A fair coin is flipped n times. Let E be the event "a head is obtained on the first flip" and let `F_(k)` be the event "exactly k heads are obtained". Then the value of n/k for which E and `F_(k)` are independent is _____.

To solve the problem, we need to find the value of \( \frac{n}{k} \) for which the events \( E \) (a head on the first flip) and \( F_k \) (exactly \( k \) heads in \( n \) flips) are independent. ### Step-by-Step Solution: 1. **Define the Events**: - Let \( E \) be the event that a head is obtained on the first flip. - Let \( F_k \) be the event that exactly \( k \) heads are obtained in \( n \) flips. 2. **Calculate \( P(E) \)**: - Since the coin is fair, the probability of getting a head on the first flip is: \[ P(E) = \frac{1}{2} \] 3. **Calculate \( P(F_k) \)**: - The total number of outcomes when flipping a coin \( n \) times is \( 2^n \). - The number of ways to get exactly \( k \) heads in \( n \) flips is given by the binomial coefficient \( \binom{n}{k} \). - Therefore, the probability of getting exactly \( k \) heads is: \[ P(F_k) = \binom{n}{k} \left(\frac{1}{2}\right)^n \] 4. **Calculate \( P(E \cap F_k) \)**: - For \( E \) and \( F_k \) to occur together, we must have a head on the first flip and exactly \( k \) heads in total.

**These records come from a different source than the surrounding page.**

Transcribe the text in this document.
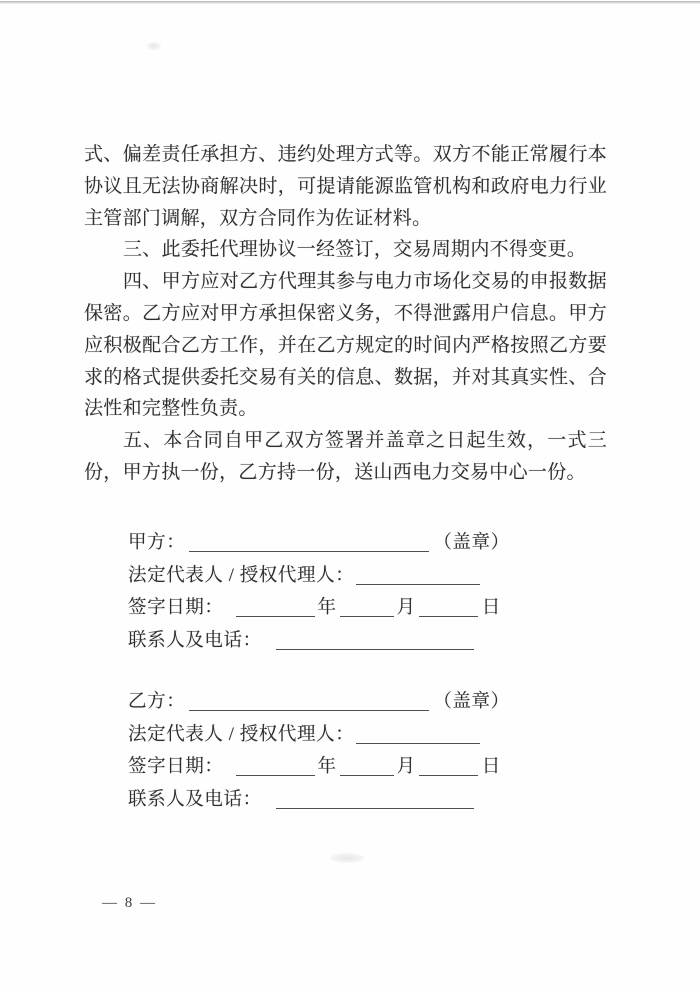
式、偏差责任承担方、违约处理方式等。双方不能正常履行本协议且无法协商解决时，可提请能源监管机构和政府电力行业主管部门调解，双方合同作为佐证材料。

三、此委托代理协议一经签订，交易周期内不得变更。

四、甲方应对乙方代理其参与电力市场化交易的申报数据保密。乙方应对甲方承担保密义务，不得泄露用户信息。甲方应积极配合乙方工作，并在乙方规定的时间内严格按照乙方要求的格式提供委托交易有关的信息、数据，并对其真实性、合法性和完整性负责。

五、本合同自甲乙双方签署并盖章之日起生效，一式三份，甲方执一份，乙方持一份，送山西电力交易中心一份。

甲方：	（盖章）
法定代表人 / 授权代理人：
签字日期：	年	月	日
联系人及电话：
乙方：	（盖章）
法定代表人 / 授权代理人：
签字日期：	年	月	日
联系人及电话：
— 8 —
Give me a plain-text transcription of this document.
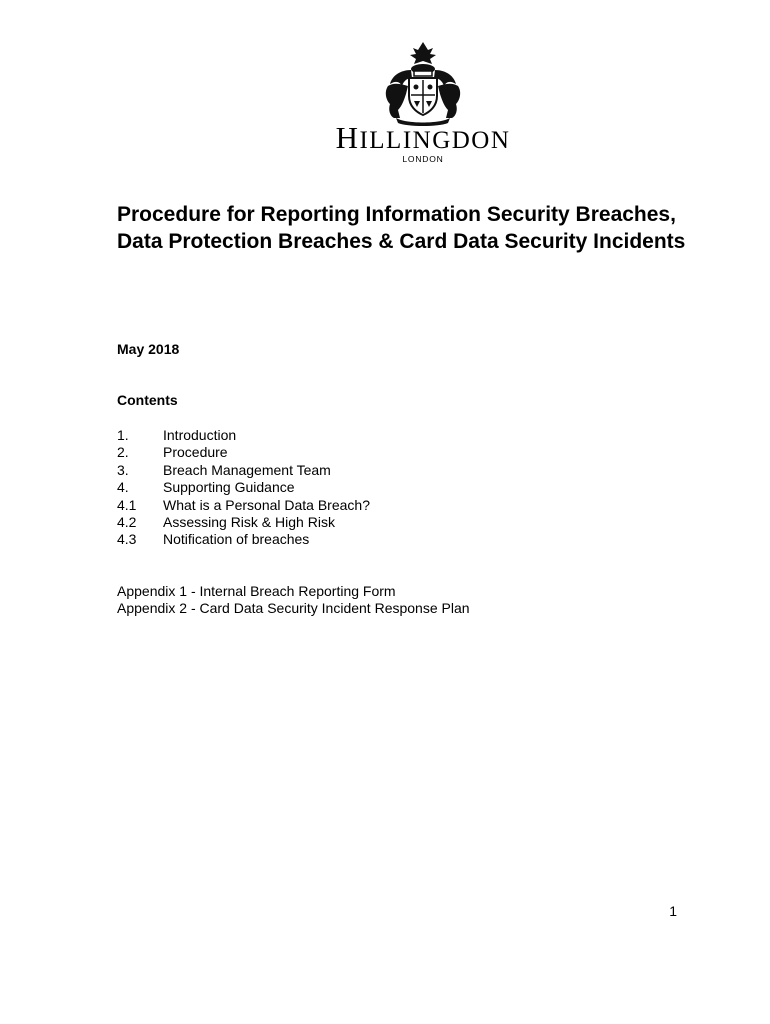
HILLINGDON
LONDON
Procedure for Reporting Information Security Breaches, Data Protection Breaches & Card Data Security Incidents

May 2018

Contents

1.	Introduction
2.	Procedure
3.	Breach Management Team
4.	Supporting Guidance
4.1	What is a Personal Data Breach?
4.2	Assessing Risk & High Risk
4.3	Notification of breaches
Appendix 1 - Internal Breach Reporting Form
Appendix 2 - Card Data Security Incident Response Plan
1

This means we need \( k-1 \) heads from the remaining \( n-1 \) flips. - The number of ways to choose \( k-1 \) heads from \( n-1 \) flips is \( \binom{n-1}{k-1} \). - Thus, the probability of both \( E \) and \( F_k \) occurring is: \[ P(E \cap F_k) = \binom{n-1}{k-1} \left(\frac{1}{2}\right)^n \] 5. **Independence Condition**: - Events \( E \) and \( F_k \) are independent if: \[ P(E \cap F_k) = P(E) \cdot P(F_k) \] - Substituting the probabilities we calculated: \[ \binom{n-1}{k-1} \left(\frac{1}{2}\right)^n = \left(\frac{1}{2}\right) \cdot \left(\binom{n}{k} \left(\frac{1}{2}\right)^n\right) \] - Simplifying this gives: \[ \binom{n-1}{k-1} = \frac{1}{2} \cdot \binom{n}{k} \] 6. **Using the Binomial Coefficient Identity**: - We know that: \[ \binom{n}{k} = \binom{n-1}{k} + \binom{n-1}{k-1} \] - Therefore, substituting this into our equation: \[ \binom{n-1}{k-1} = \frac{1}{2} \left( \binom{n-1}{k} + \binom{n-1}{k-1} \right) \] - Rearranging gives: \[ 2 \binom{n-1}{k-1} = \binom{n-1}{k} + \binom{n-1}{k-1} \] 7. **Solving for \( n \) and \( k \)**: - This leads to the conclusion that \( n = 2k \). 8. **Finding \( \frac{n}{k} \)**: - Therefore, we can find: \[ \frac{n}{k} = \frac{2k}{k} = 2 \] ### Final Answer: The value of \( \frac{n}{k} \) for which \( E \) and \( F_k \) are independent is \( 2 \).